--> The Role of Tectonic Inheritance in the Tectonic Evolution and Breakup of the Atlantic and Arctic Oceans

2019 AAPG Annual Convention and Exhibition:

Datapages, Inc.Print this page

The Role of Tectonic Inheritance in the Tectonic Evolution and Breakup of the Atlantic and Arctic Oceans

Abstract

In the more than fifty years since J. Tuzo Wilson posed the question, ‘Did the Atlantic close and then reopen?’, we have come to understand that the continents preserve the tectonic record of multiple superimposed Wilson cycles. From the Central Atlantic to the Arctic, structural lineaments from Proterozoic and Paleozoic orogenies record the closing of earlier oceans. What influence did these inherited orogenic structures exert on the tectonic evolution of the present day North Atlantic and Arctic margins? Continental breakup started in the Jurassic with the opening of the Central Atlantic and propagated northwards to the Eurasia Basin. We show that a palinspastic deformable margin plate kinematic model that has in some areas quantitatively restored up to several hundred kilometers of Mesozoic-Cenozoic extension provides a valuable analytical tool that enables us to examine pre-existing structures and their role in break-up including: the evolution and orientation of rifting events; the reactivation of sutures and thrust fronts; the interplay between sutures of various ages; and the activation of major transforms from pre-existing sutures.

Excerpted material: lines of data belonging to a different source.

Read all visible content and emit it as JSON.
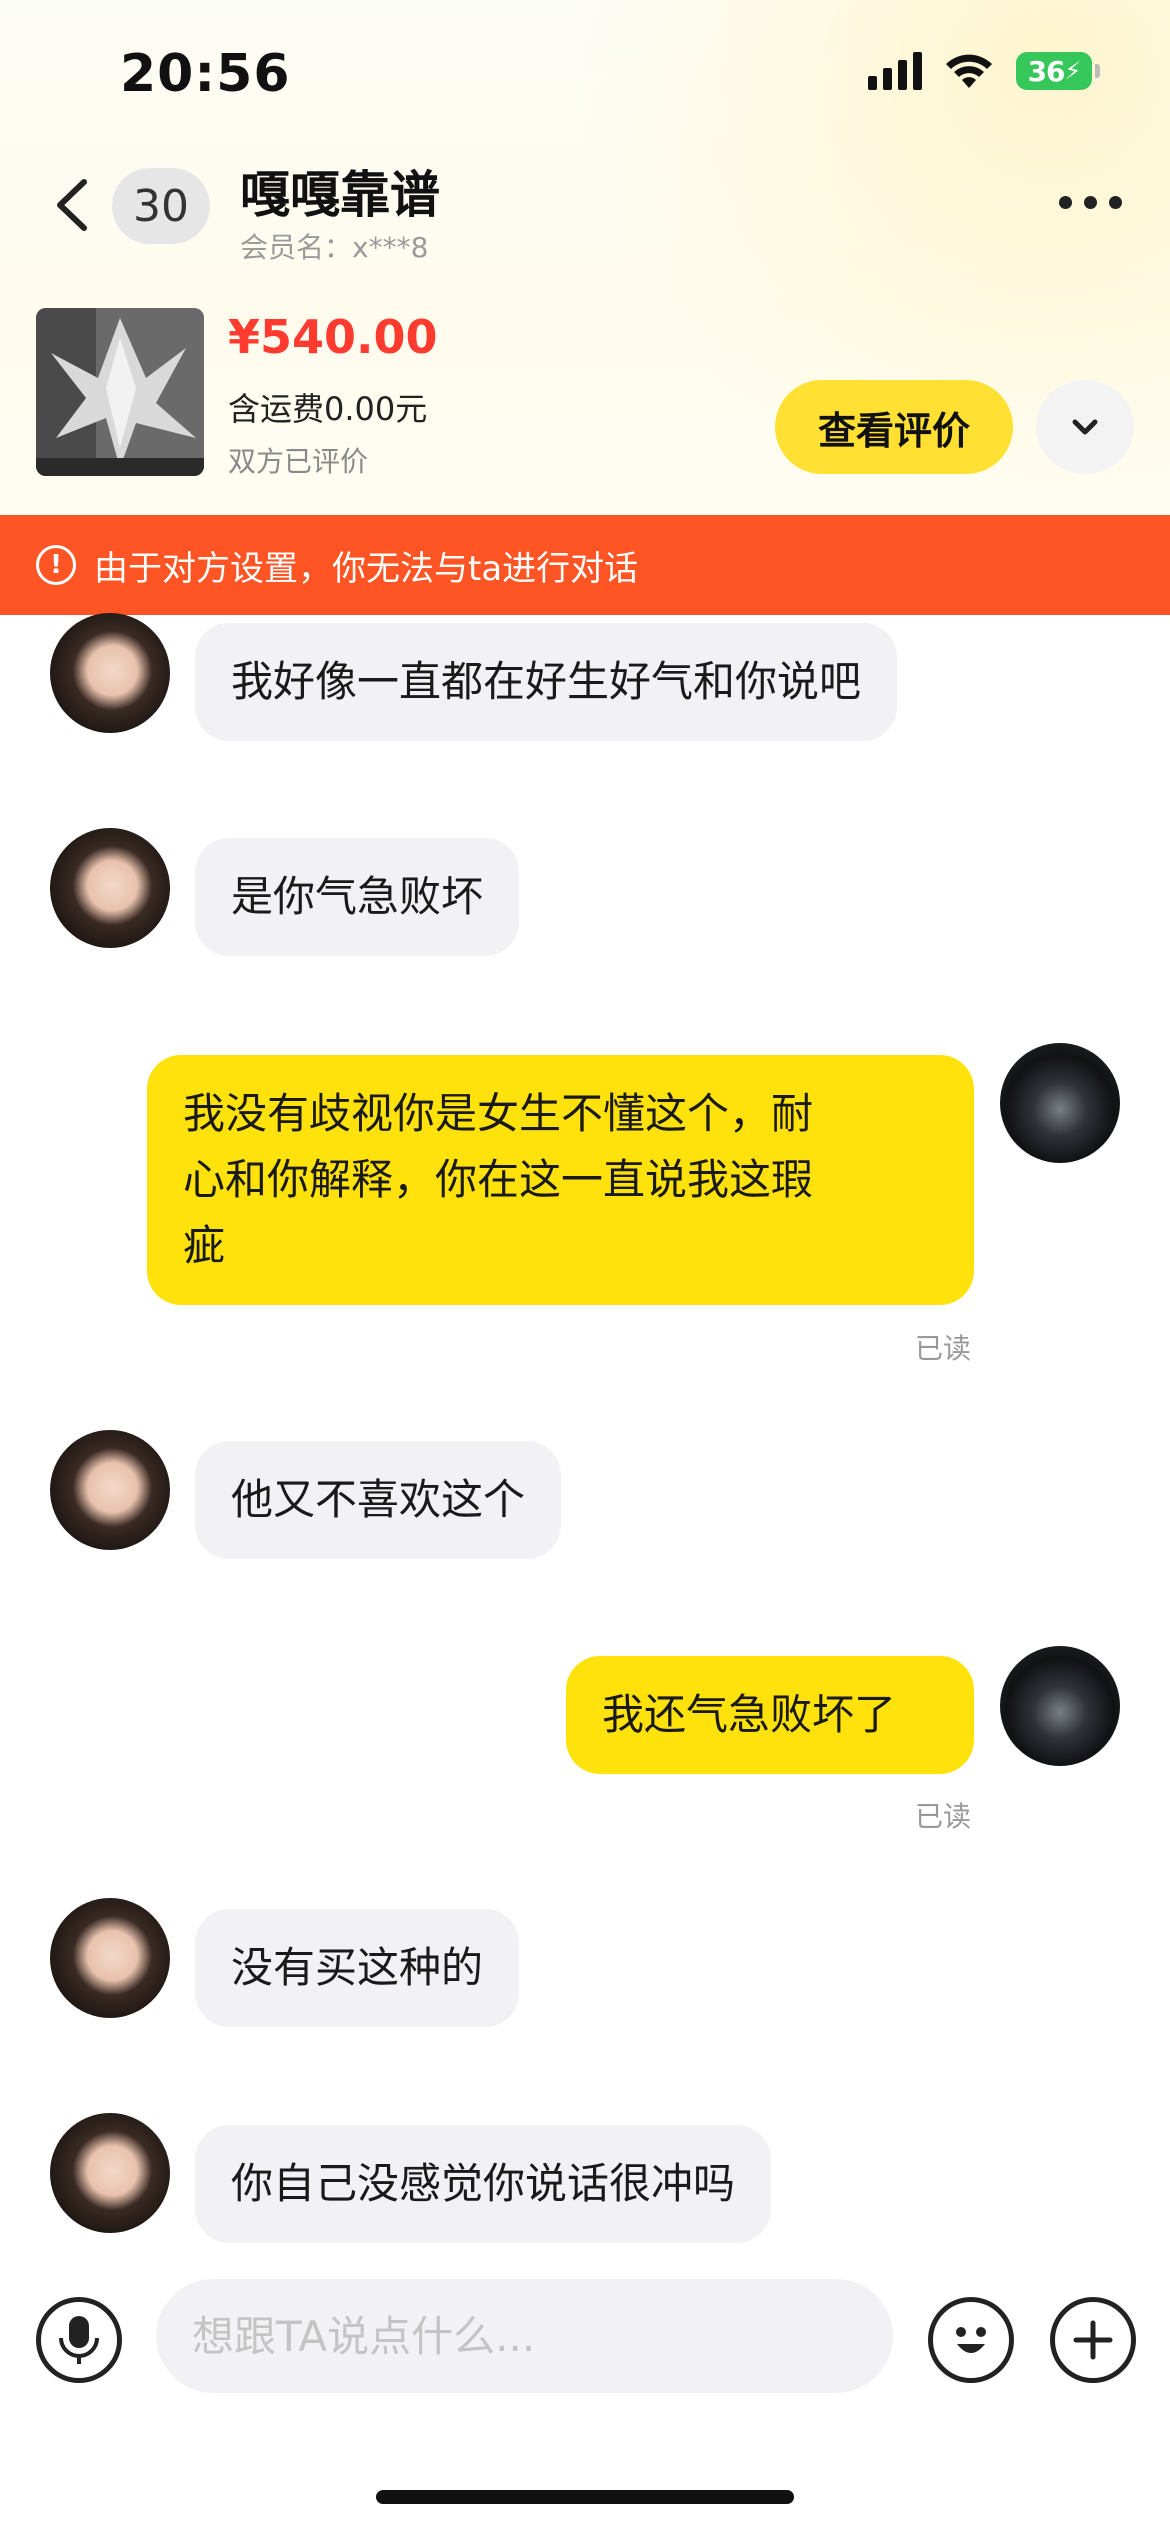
{
  "status_bar": {
    "time": "20:56",
    "battery": "36",
    "icons": [
      "signal-icon",
      "wifi-icon",
      "battery-charging-icon"
    ]
  },
  "nav": {
    "back_icon": "chevron-left-icon",
    "unread_count": "30",
    "contact_name": "嘎嘎靠谱",
    "member_label": "会员名：x***8",
    "more_icon": "more-dots-icon"
  },
  "product": {
    "price": "¥540.00",
    "shipping": "含运费0.00元",
    "review_status": "双方已评价",
    "view_review_label": "查看评价",
    "expand_icon": "chevron-down-icon"
  },
  "banner": {
    "icon": "warning-icon",
    "text": "由于对方设置，你无法与ta进行对话",
    "color": "#ff5423"
  },
  "messages": [
    {
      "sender": "them",
      "lines": [
        "我好像一直都在好生好气和你说吧"
      ]
    },
    {
      "sender": "them",
      "lines": [
        "是你气急败坏"
      ]
    },
    {
      "sender": "me",
      "lines": [
        "我没有歧视你是女生不懂这个，耐",
        "心和你解释，你在这一直说我这瑕",
        "疵"
      ],
      "status": "已读"
    },
    {
      "sender": "them",
      "lines": [
        "他又不喜欢这个"
      ]
    },
    {
      "sender": "me",
      "lines": [
        "我还气急败坏了"
      ],
      "status": "已读"
    },
    {
      "sender": "them",
      "lines": [
        "没有买这种的"
      ]
    },
    {
      "sender": "them",
      "lines": [
        "你自己没感觉你说话很冲吗"
      ]
    }
  ],
  "input_bar": {
    "mic_icon": "microphone-icon",
    "placeholder": "想跟TA说点什么...",
    "value": "",
    "emoji_icon": "emoji-icon",
    "plus_icon": "plus-icon"
  },
  "colors": {
    "accent_yellow": "#ffe033",
    "my_bubble": "#ffe20c",
    "their_bubble": "#f2f2f4",
    "price_red": "#ff3b30"
  }
}
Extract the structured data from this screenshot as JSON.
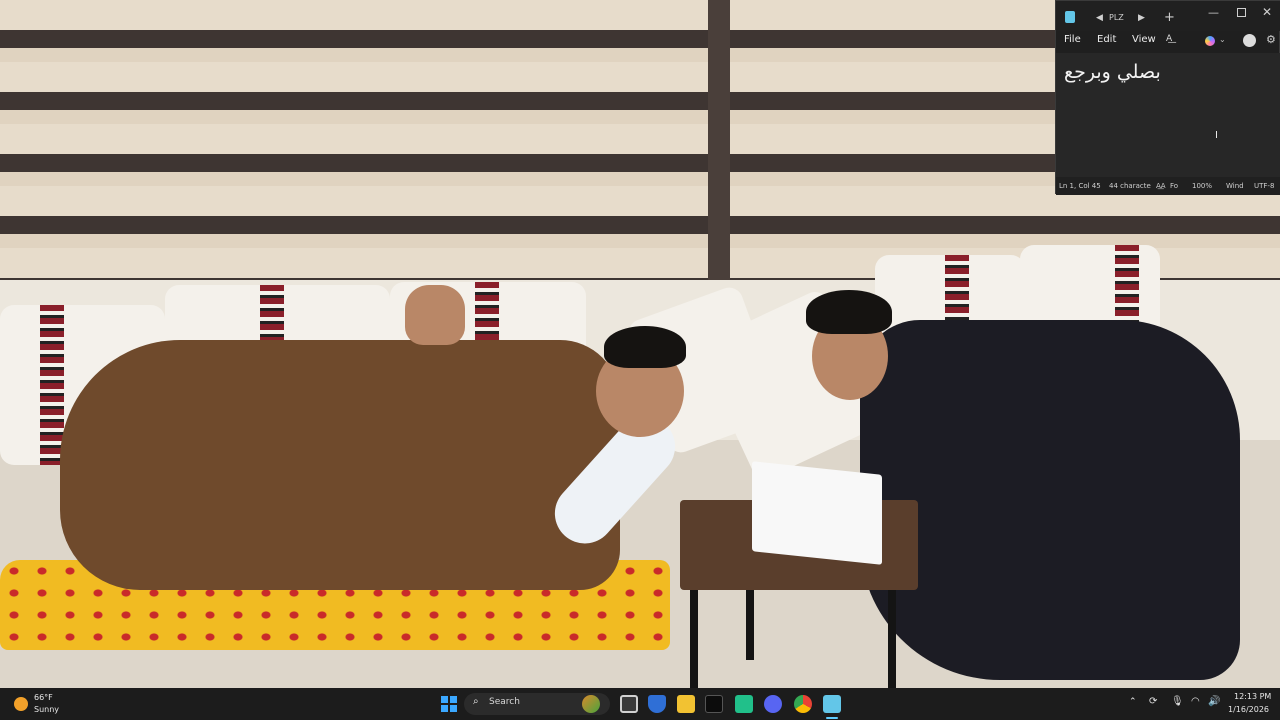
{
  "notepad": {
    "tab_title": "PLZ",
    "new_tab_symbol": "+",
    "menu": {
      "file": "File",
      "edit": "Edit",
      "view": "View"
    },
    "content": "بصلي وبرجع",
    "status": {
      "position": "Ln 1, Col 45",
      "characters": "44 characte",
      "font": "Fo",
      "zoom": "100%",
      "line_ending": "Wind",
      "encoding": "UTF-8"
    }
  },
  "taskbar": {
    "weather": {
      "temperature": "66°F",
      "condition": "Sunny"
    },
    "search_label": "Search",
    "clock": {
      "time": "12:13 PM",
      "date": "1/16/2026"
    }
  },
  "colors": {
    "taskbar_bg": "#1c1c1c",
    "notepad_bg": "#272727",
    "accent": "#60cdff",
    "windows_logo": "#3ba8ff"
  }
}
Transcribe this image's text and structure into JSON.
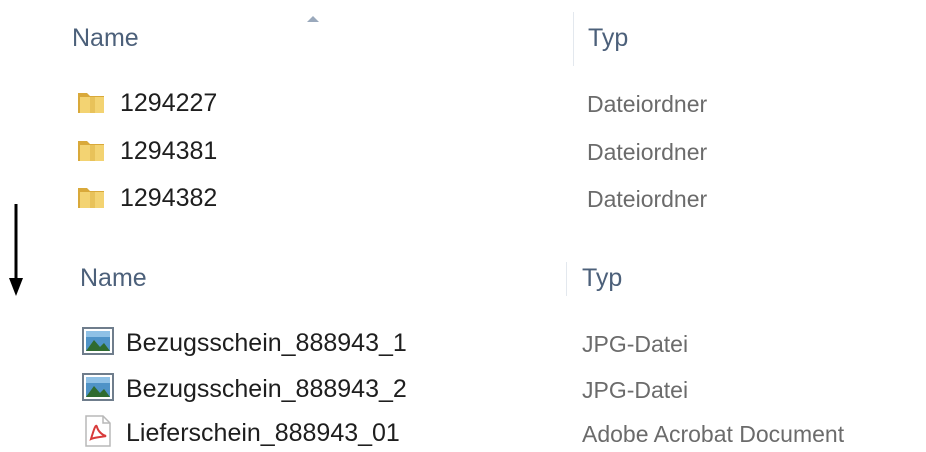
{
  "top_pane": {
    "columns": {
      "name": "Name",
      "type": "Typ"
    },
    "sort": "ascending",
    "rows": [
      {
        "name": "1294227",
        "type": "Dateiordner",
        "icon": "folder-icon"
      },
      {
        "name": "1294381",
        "type": "Dateiordner",
        "icon": "folder-icon"
      },
      {
        "name": "1294382",
        "type": "Dateiordner",
        "icon": "folder-icon"
      }
    ]
  },
  "arrow": {
    "icon": "down-arrow-icon"
  },
  "bottom_pane": {
    "columns": {
      "name": "Name",
      "type": "Typ"
    },
    "rows": [
      {
        "name": "Bezugsschein_888943_1",
        "type": "JPG-Datei",
        "icon": "image-file-icon"
      },
      {
        "name": "Bezugsschein_888943_2",
        "type": "JPG-Datei",
        "icon": "image-file-icon"
      },
      {
        "name": "Lieferschein_888943_01",
        "type": "Adobe Acrobat Document",
        "icon": "pdf-file-icon"
      }
    ]
  },
  "colors": {
    "header_text": "#4c607a",
    "type_text": "#6b6b6b",
    "folder_yellow": "#e8c25a",
    "pdf_red": "#d83b3b"
  }
}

This type of plate model provides a valuable analytical tool that can be used to show the temporal and spatial relationship between pre-existing orogenic structures, evolving rift axes and global plate reorganization events. This provides us with a pre-rift restoration of the Proterozoic and Paleozoic terranes and structural lineaments on the conjugate margins that helps us to analyse their relationship to evolving rift axes and global plate reorganization events through time. Advances in deformable plate reconstruction methods provide us with accurately restored pre-breakup margin geometry, more detailed restored and reconstructed basement and structure maps, and the history of lateral strain and crustal thinning across these margins. Interpretation of these modelling results has led to a clearer understanding of the relationship between inherited structural features and their control on rifting, break-up history and basin development.